International relations took a down turn when following the Bay of Pigs incident in the previous year Nikita Khrushchev gave the go-ahead in the summer of 1962 for Russian nuclear missiles to be installed on Cuba to protect it from any future United States led invasion and also to counterbalance its superiority in long and medium range nuclear weapons based in Europe.
After a United States Air Force spy plane spotted the missile bases, the news was announced by President Kennedy and for a week the world hovered on the brink of all out nuclear war while everyone waited to see what the hawkish President would do. It was the Soviets who eventually backed down after Khrushchev accepted a Kennedy promise not to invade Cuba and to decommission nuclear missiles based in Turkey. Kennedy publicly agreed to the first request and secretly agreed to the second. The United States ended its blockade in November, the Soviets removed their nuclear weapons by the end of the year and the missiles in Turkey were withdrawn in 1963.
One good thing however was that a hot line between the USA and USSR was set up to prevent such a crisis happening again.
1962 brought a welcome end to political extremism in Britain when the former fascist leader Sir Oswald Mosley was assaulted at a rally in London’s East End when he and members of his anti-Semitic Blackshirt group were punched to the ground when he tried to address a meeting. A crowd of several thousand had gathered in the area, where Sir Oswald, leader of the Union Movement formerly known as the British Union of Fascists, planned to speak from the back of a lorry but his speech was drowned out by continuous boos and a chorus of ‘down with the fascists’ which perhaps confirmed that Britons really had never had it so good and there was no appetite for political rabble rousers.

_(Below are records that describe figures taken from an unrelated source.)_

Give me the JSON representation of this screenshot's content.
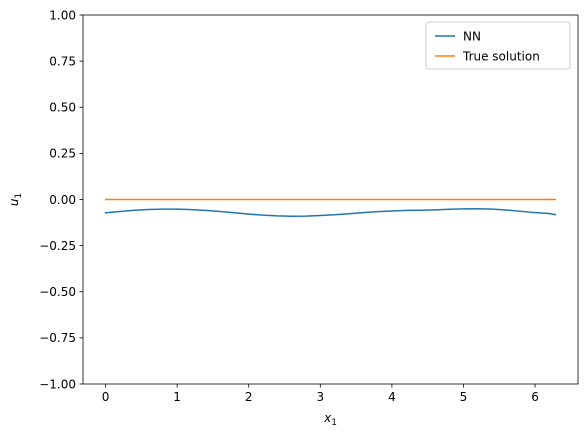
{
  "chart_data": {
    "type": "line",
    "title": "",
    "xlabel": {
      "base": "x",
      "sub": "1"
    },
    "ylabel": {
      "base": "u",
      "sub": "1"
    },
    "xlim": [
      -0.315,
      6.6
    ],
    "ylim": [
      -1.0,
      1.0
    ],
    "xticks": [
      0,
      1,
      2,
      3,
      4,
      5,
      6
    ],
    "xtick_labels": [
      "0",
      "1",
      "2",
      "3",
      "4",
      "5",
      "6"
    ],
    "yticks": [
      -1.0,
      -0.75,
      -0.5,
      -0.25,
      0.0,
      0.25,
      0.5,
      0.75,
      1.0
    ],
    "ytick_labels": [
      "−1.00",
      "−0.75",
      "−0.50",
      "−0.25",
      "0.00",
      "0.25",
      "0.50",
      "0.75",
      "1.00"
    ],
    "grid": false,
    "legend_position": "top-right",
    "series": [
      {
        "name": "NN",
        "color": "#1f77b4",
        "x": [
          0.0,
          0.2,
          0.4,
          0.6,
          0.8,
          1.0,
          1.2,
          1.4,
          1.6,
          1.8,
          2.0,
          2.2,
          2.4,
          2.6,
          2.8,
          3.0,
          3.2,
          3.4,
          3.6,
          3.8,
          4.0,
          4.2,
          4.4,
          4.6,
          4.8,
          5.0,
          5.2,
          5.4,
          5.6,
          5.8,
          6.0,
          6.2,
          6.283
        ],
        "y": [
          -0.072,
          -0.065,
          -0.058,
          -0.054,
          -0.052,
          -0.052,
          -0.055,
          -0.059,
          -0.065,
          -0.072,
          -0.079,
          -0.085,
          -0.089,
          -0.091,
          -0.09,
          -0.087,
          -0.083,
          -0.077,
          -0.071,
          -0.066,
          -0.062,
          -0.059,
          -0.058,
          -0.056,
          -0.053,
          -0.051,
          -0.05,
          -0.052,
          -0.057,
          -0.064,
          -0.071,
          -0.076,
          -0.082
        ]
      },
      {
        "name": "True solution",
        "color": "#ff7f0e",
        "x": [
          0.0,
          6.283
        ],
        "y": [
          0.0,
          0.0
        ]
      }
    ]
  }
}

Sir Oswald was a former Labour Member of Parliament and junior minister who became leader of the British Union of Fascists in 1932. During the war, he and his wife were interned for being a threat to national security and then in 1948 he formed the Union Party but failed to ever make a breakthrough in post-war British politics. No more was heard of Sir Oswald after 1962 and he retired into exile in France.
Just before Christmas 1962 the winter in Britain began abruptly. The weather in the first three weeks of December was changeable and sometimes stormy but just before Christmas the cold set in and there wasn’t another frost free night until 5thMarch 1963.
On the 29th to 30th December a blizzard roared across the southwest of England and Wales, snow drifted to over six metres deep in places and this caused road blockages and cut railway lines. The snow left villagers stranded and power and telephone lines were brought down. Stocks of food ran low and farmers couldn’t reach their livestock. As a result thousands of sheep, ponies and cattle starved to death. The continuous freezing temperatures meant that the snow cover lasted for over two months and the winter of 1962/63 was the coldest over England and Wales since 1740, colder even than 1947, with mean maximum temperatures for January and February 1963 more than 5 °c below the average.
All of this exceptionally cold weather came from the east with a weather band stretching all the way from the Baltic, so if the evil Russians didn’t get us with their nuclear missiles they certainly got us with a vicious attack of frost!
This would have been quite an ordeal I’m certain because like most people in 1962 we lived in a house without central heating and this was in the days long before double glazing and thermal insulation. I don’t think we even had a fitted carpet! The house had an open fire in the lounge and a coke boiler in the kitchen to heat the water and that was it. Sitting around the fire was quite cosy of course but when it came to bed time this was a real ordeal.
The bedrooms weren’t heated in any way and the sheets were freezing cold and we certainly didn’t go to bed without a hot water bottle and thick flannelette pyjamas and without modern duvets, as it got colder, we had to rely on increasing numbers of blankets piled so high that you could barely move because of the weight. When the house ran out of spare blankets overcoats were used instead. During the night the temperature inside the house would drop to only a degree or two higher than outside and in the morning there was frost and ice on the inside of the windows that had to be chipped off with a knife before you could see outside.
I can remember the mornings well, first I’d hear dad get up and I would hear him making up the fire and raking the coke boiler ready for ignition. He always did this job in his maroon and white check work shirt. After fifteen to twenty minutes or so it would be time to leave the comfort of the warm bed and go and see what sort of a job he was making of it.
On a good day the fire would be well established and roaring away and the temperature in the house would be limping up towards freezing but on a bad day he would be fighting to get it going and would be struggling with a newspaper stretched across the grate trying to ‘draw’ the fire into life and the house would still be at the temperature of the average arctic igloo. The house would still be cold by the time we had had our porridge and gone to school or to work and then it would be mum’s job to keep it going all day so that by tea time when we all came home it was nice and warm again.
Once outside the snow was glorious good fun and on the way to school we constructed lethal slides along the pavements and on the verges and transformed the route to school into a Cresta Run of excitement without giving too much thought to the people that this might inconvenience such as the elderly and the infirm who as far as we were concerned would just have to simply take their chance along with everyone else. We worked for days to polish an especially perilous bit of pavement into a down hill slalom course and then Mrs Wright from across the road destroyed it with a tub of Saxa salt and we all hated her forever after that.